Polster ordered the destruction of any recordings, then denied Mallinckrodt’s request for a separate trial. The company complains that the jury in the mass trial will be required to resolve nearly 1,000 questions of law and fact.
“The seven-week mass trial planned for October 21 does not come close to meeting the basic constitutional guaranty of fairness,” attorneys for the company wrote.
“Two Plaintiffs will each try 11 novel claims for billions of dollars against at least 45 individual defendants consisting of differently situated pharmaceutical manufacturers, distributors and pharmacies.
“Such a trial against ‘the industry’ as a whole simply cannot comport with procedural due process, which requires individual justice for each defendant.”
On Wednesday, without issuing an order explaining why, Polster rejected the motion. Polster has never hidden his view that the defendants should settle this litigation by offering to pay potentially billions of dollars to the plaintiffs, virtually all of whom are represented by private lawyers who will get a substantial cut of whatever their clients win.
Akron, Cleveland and their surrounding counties are the plaintiffs in the first two bellwether trials.
The company released a statement: “It is disappointing that our motion requesting our own trial to ensure due process received no due process from the Court."
“We believe that a separate trial is necessary to ensure our constitutional rights are safeguarded, and a mass trial will taint the jury and hinder our ability to be fairly heard.”

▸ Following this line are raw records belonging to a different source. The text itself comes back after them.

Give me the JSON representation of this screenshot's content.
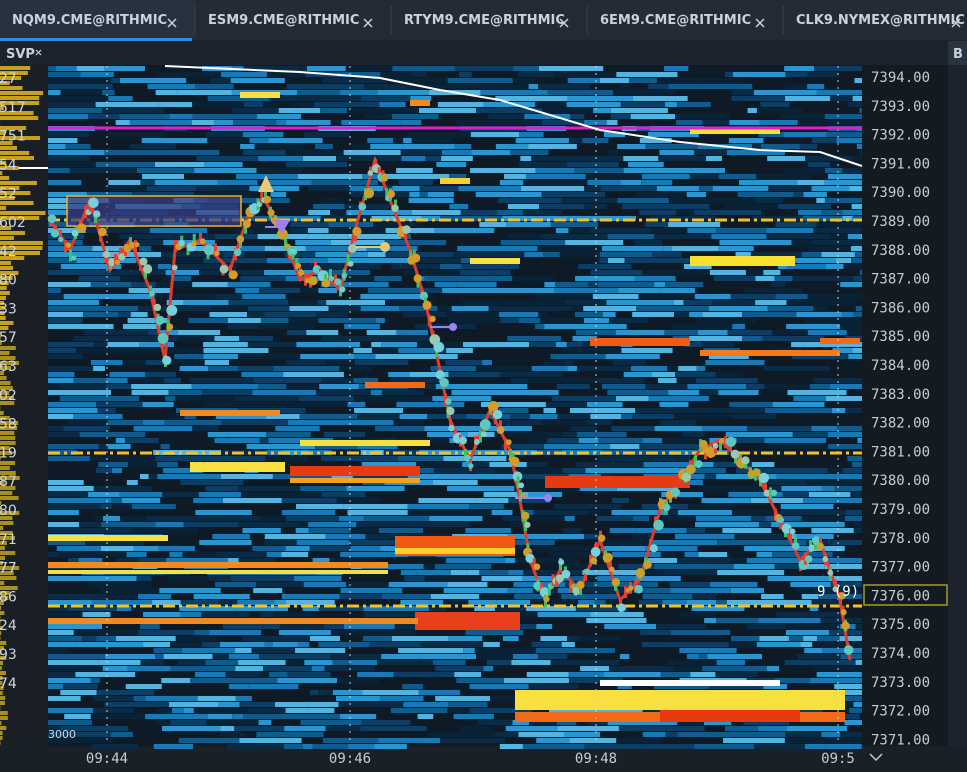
{
  "tabs": [
    {
      "label": "NQM9.CME@RITHMIC"
    },
    {
      "label": "ESM9.CME@RITHMIC"
    },
    {
      "label": "RTYM9.CME@RITHMIC"
    },
    {
      "label": "6EM9.CME@RITHMIC"
    },
    {
      "label": "CLK9.NYMEX@RITHMIC"
    }
  ],
  "right_tab": "B",
  "panel_label": "SVP",
  "profile_labels": [
    "27",
    "517",
    "751",
    "54",
    "52",
    "602",
    "42",
    "80",
    "33",
    "57",
    "63",
    "02",
    "58",
    "19",
    "87",
    "80",
    "71",
    "77",
    "86",
    "24",
    "93",
    "74"
  ],
  "volume_label": "3000",
  "price_axis": [
    "7394.00",
    "7393.00",
    "7392.00",
    "7391.00",
    "7390.00",
    "7389.00",
    "7388.00",
    "7387.00",
    "7386.00",
    "7385.00",
    "7384.00",
    "7383.00",
    "7382.00",
    "7381.00",
    "7380.00",
    "7379.00",
    "7378.00",
    "7377.00",
    "7376.00",
    "7375.00",
    "7374.00",
    "7373.00",
    "7372.00",
    "7371.00"
  ],
  "time_axis": [
    "09:44",
    "09:46",
    "09:48",
    "09:5"
  ],
  "marker_label": "9 (9)"
}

The company says the evidence specific to Mallinckrodt differs significantly from what will be used against other opioid makers like Purdue Pharma, as Mallinckrodt almost exclusively makes generic opioid products that it does not market to health care providers.
Opioid makers have been accused of pushing the pills on health care providers in order to maximize profit while ignoring the nation’s addiction crisis. That was Oklahoma’s argument against Johnson & Johnson in the first opioid case to go to trial, despite the company’s claims that its products made up less than 1% of the market.
Mallinckrodt fears it will be lumped in with any defendants found to have engaged in illegal activity.
“Mallinckrodt will not only be defending itself against Plaintiffs’ claims, but also against the sometimes inconsistent trial strategies and potential ‘finger-pointing’ of its co-defendants,” the company’s lawyers wrote.
Polster has been busy this week. He also denied motions to dismiss on jurisdictional grounds by Allergan, Teva and Mallinckrodt in an order issued Tuesday. In that order, though, he struck the testimony of CPA Alec Fahey, who was retained by plaintiffs to testify that Mallinckrodt PLC and Teva Ltd. control and dominate their subsidiaries.
Then, after holding a hearing in which he told critics like state attorneys general to “come up with a better model” than the negotiation class proposed by plaintiffs lawyers, he set his sights on the media.
Citing media guidelines for Cleveland federal court, he ordered the destruction of any recordings made of the hearing. “Do not interpret the Court’s effort to provide (telephone) access to these hearings as its assent to recording those hearings.